Tuesday, February 26, 2008

Masterpiece Film Series: The Godfather

"The Godfather" **** (out of ****)

The first words we hear in "The Godfather" are heard while the screen is black. They are " I believe in America". In some ways that was what the first two "Godfather" films were about. Family and the American dream. Secondly, it is a mob movie.

Throughout the film we hear Vito Corleone (Marlon Brando) speak of the importance of family. At one point he says "a man that doesn't spend time with his family can never be a real man." Yes, Vito Corleone is a gangster, he has had people killed, but, he believes in family. That of course doesn't mean we should forgive him his sins and overlook his faults but it is part of the brilliance of Mario Puzo and Francis Ford Coppola's script that they add a human element to these characters. We accept them for what they are yet we can relate to them. Their actions seems justifiable.
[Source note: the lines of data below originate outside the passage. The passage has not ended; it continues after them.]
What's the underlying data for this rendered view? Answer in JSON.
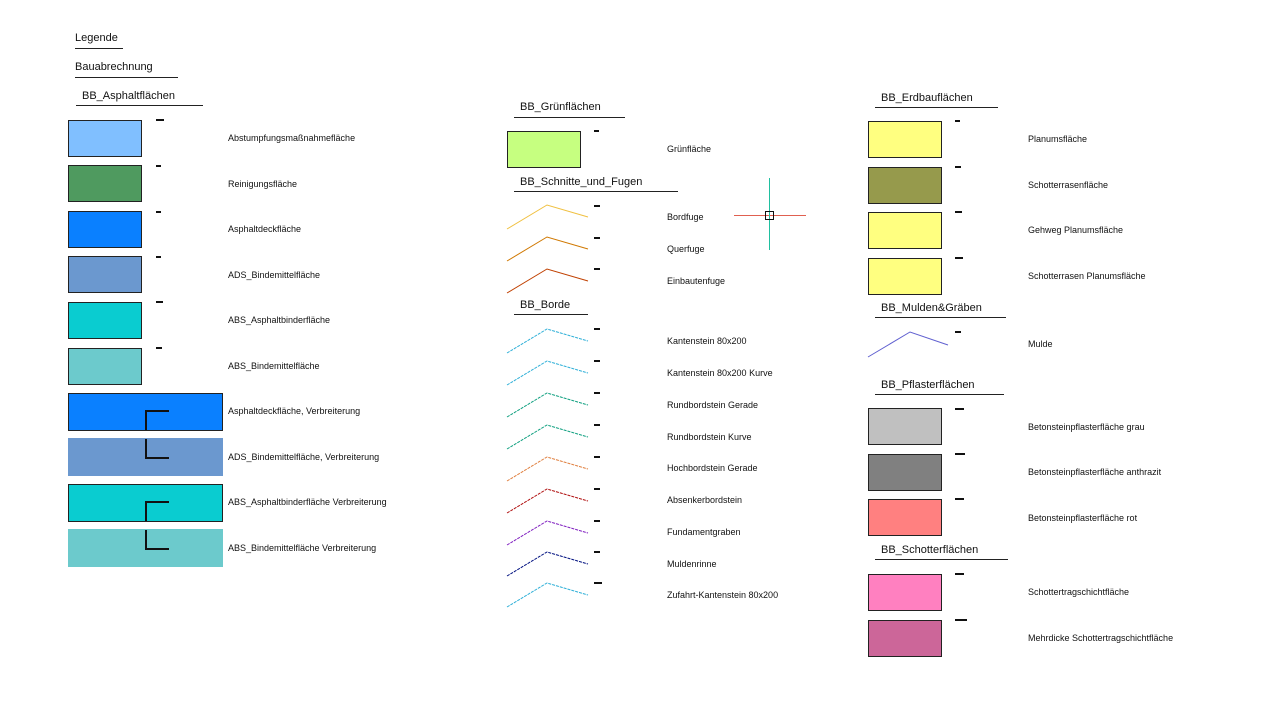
{
  "title": "Legende",
  "subtitle": "Bauabrechnung",
  "groups": {
    "asphalt": {
      "title": "BB_Asphaltflächen",
      "items": [
        {
          "label": "Abstumpfungsmaßnahmefläche",
          "color": "#80bfff"
        },
        {
          "label": "Reinigungsfläche",
          "color": "#4f9a5f"
        },
        {
          "label": "Asphaltdeckfläche",
          "color": "#0a80ff"
        },
        {
          "label": "ADS_Bindemittelfläche",
          "color": "#6b98cf"
        },
        {
          "label": "ABS_Asphaltbinderfläche",
          "color": "#0accd0"
        },
        {
          "label": "ABS_Bindemittelfläche",
          "color": "#6ccacc"
        },
        {
          "label": "Asphaltdeckfläche, Verbreiterung",
          "color": "#0a80ff"
        },
        {
          "label": "ADS_Bindemittelfläche, Verbreiterung",
          "color": "#6b98cf"
        },
        {
          "label": "ABS_Asphaltbinderfläche Verbreiterung",
          "color": "#0accd0"
        },
        {
          "label": "ABS_Bindemittelfläche Verbreiterung",
          "color": "#6ccacc"
        }
      ]
    },
    "gruen": {
      "title": "BB_Grünflächen",
      "items": [
        {
          "label": "Grünfläche",
          "color": "#c6ff80"
        }
      ]
    },
    "fugen": {
      "title": "BB_Schnitte_und_Fugen",
      "items": [
        {
          "label": "Bordfuge",
          "color": "#f0c040"
        },
        {
          "label": "Querfuge",
          "color": "#d07800"
        },
        {
          "label": "Einbautenfuge",
          "color": "#c04000"
        }
      ]
    },
    "borde": {
      "title": "BB_Borde",
      "items": [
        {
          "label": "Kantenstein 80x200",
          "color": "#30b0d8"
        },
        {
          "label": "Kantenstein 80x200 Kurve",
          "color": "#30b0d8"
        },
        {
          "label": "Rundbordstein Gerade",
          "color": "#10a080"
        },
        {
          "label": "Rundbordstein Kurve",
          "color": "#10a080"
        },
        {
          "label": "Hochbordstein Gerade",
          "color": "#e08040"
        },
        {
          "label": "Absenkerbordstein",
          "color": "#b01010"
        },
        {
          "label": "Fundamentgraben",
          "color": "#8020c0"
        },
        {
          "label": "Muldenrinne",
          "color": "#001080"
        },
        {
          "label": "Zufahrt-Kantenstein 80x200",
          "color": "#30b0d8"
        }
      ]
    },
    "erdbau": {
      "title": "BB_Erdbauflächen",
      "items": [
        {
          "label": "Planumsfläche",
          "color": "#ffff80"
        },
        {
          "label": "Schotterrasenfläche",
          "color": "#969a4c"
        },
        {
          "label": "Gehweg Planumsfläche",
          "color": "#ffff80"
        },
        {
          "label": "Schotterrasen Planumsfläche",
          "color": "#ffff80"
        }
      ]
    },
    "mulden": {
      "title": "BB_Mulden&Gräben",
      "items": [
        {
          "label": "Mulde",
          "color": "#6060d0"
        }
      ]
    },
    "pflaster": {
      "title": "BB_Pflasterflächen",
      "items": [
        {
          "label": "Betonsteinpflasterfläche grau",
          "color": "#c0c0c0"
        },
        {
          "label": "Betonsteinpflasterfläche anthrazit",
          "color": "#808080"
        },
        {
          "label": "Betonsteinpflasterfläche rot",
          "color": "#ff8080"
        }
      ]
    },
    "schotter": {
      "title": "BB_Schotterflächen",
      "items": [
        {
          "label": "Schottertragschichtfläche",
          "color": "#ff80c0"
        },
        {
          "label": "Mehrdicke Schottertragschichtfläche",
          "color": "#cc6699"
        }
      ]
    }
  },
  "cursor": {
    "h_color": "#e06050",
    "v_color": "#20c0a0"
  }
}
And for as good as the script is, credit must also be given to the cast. Marlon Brando's performance as "The Don" is one of his all-time great roles. It is an memorable as his performances in "A Streetcar Named Desire" and "On the Waterfront". His role here may not be as dominate as those other parts, but that is only because he is sharing screen time with more actors. And what a cast! Has there ever been a more perfect cast in an American film? Every actor carries their weight. We simply cannot picture any other actors in these roles. Al Pacino's performance as Michael Corleone is as culturally significant and indelible in cinema as Clark Gable as Rhett Butler, Gene Kelley in "Singin' in the Rain" and Orson Welles as Charles Foster Kane.
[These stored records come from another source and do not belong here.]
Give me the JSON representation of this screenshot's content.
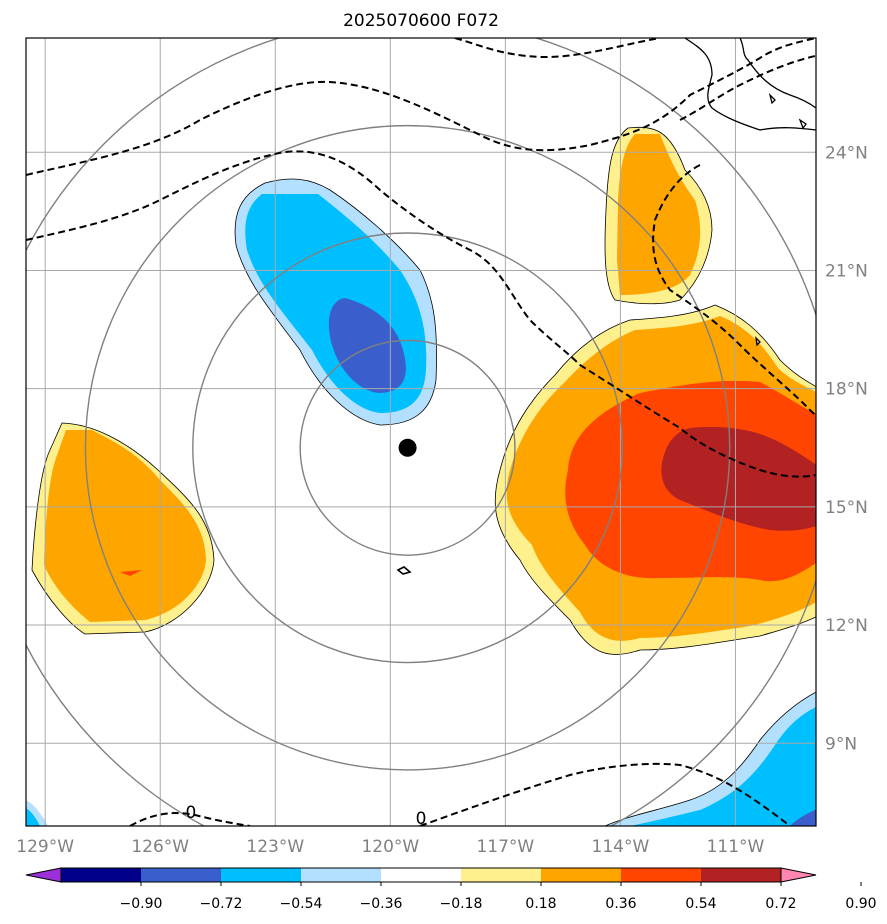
{
  "title": "2025070600 F072",
  "map": {
    "lon_range": [
      -129.5,
      -108.9
    ],
    "lat_range": [
      6.9,
      26.9
    ],
    "lon_ticks": [
      {
        "lon": -129,
        "label": "129°W"
      },
      {
        "lon": -126,
        "label": "126°W"
      },
      {
        "lon": -123,
        "label": "123°W"
      },
      {
        "lon": -120,
        "label": "120°W"
      },
      {
        "lon": -117,
        "label": "117°W"
      },
      {
        "lon": -114,
        "label": "114°W"
      },
      {
        "lon": -111,
        "label": "111°W"
      }
    ],
    "lat_ticks": [
      {
        "lat": 24,
        "label": "24°N"
      },
      {
        "lat": 21,
        "label": "21°N"
      },
      {
        "lat": 18,
        "label": "18°N"
      },
      {
        "lat": 15,
        "label": "15°N"
      },
      {
        "lat": 12,
        "label": "12°N"
      },
      {
        "lat": 9,
        "label": "9°N"
      }
    ],
    "grid": true,
    "storm_center": {
      "lon": -119.55,
      "lat": 16.5
    },
    "range_rings_deg": [
      2.8,
      5.6,
      8.4,
      11.2
    ],
    "contour_labels": [
      {
        "text": "0",
        "lon": -125.2,
        "lat": 7.1
      },
      {
        "text": "0",
        "lon": -119.2,
        "lat": 6.95
      }
    ],
    "coastline": "Baja California / western Mexico (top-right)"
  },
  "colorbar": {
    "extend": "both",
    "levels": [
      "−0.90",
      "−0.72",
      "−0.54",
      "−0.36",
      "−0.18",
      "0.18",
      "0.36",
      "0.54",
      "0.72",
      "0.90"
    ],
    "colors": [
      "#9b30d8",
      "#00008b",
      "#3a5fcd",
      "#00bfff",
      "#b4e0ff",
      "#ffffff",
      "#fff08e",
      "#ffa500",
      "#ff4500",
      "#b22222",
      "#ff85b3"
    ]
  }
}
In addition to all of that, what about Gordon Willis' cinematography? Known for his use of shadows and darkness, here they add and reveal important character traits. These men live in the underworld.Their lives are surrounded by darkness. Some of Willis' most memorable work may be in this film. If not, perhaps only his work in Woody Allen's "Manhattan" could match it.

Even the musical score by Nino Rota, who has worked with legendary Italian filmmakers such as Federico Fellini and Luchino Visconti on their respective films such as "8 1\2", "Amarcord" and "The Leopard". Nearly every film he has worked on has had a score that is as memorable of the film itself. Many times, his music makes a particular film. That was clearly the case with "Amarcord". I remember the music more than the film.

"The Godfather" is perhaps the greatest American film ever made. Everything about the film just manages to fall into place. Everything is perfect about it. The performances, the music, the cinematography, the pacing, the editing.

To think Coppola had not had much experience as a director when this film was made, only goes to show his talent. Even he may have never made a better film.

But this review just seems to gush praise at the film. But what else can I say about it? That is why it is one of the masterpieces of cinema.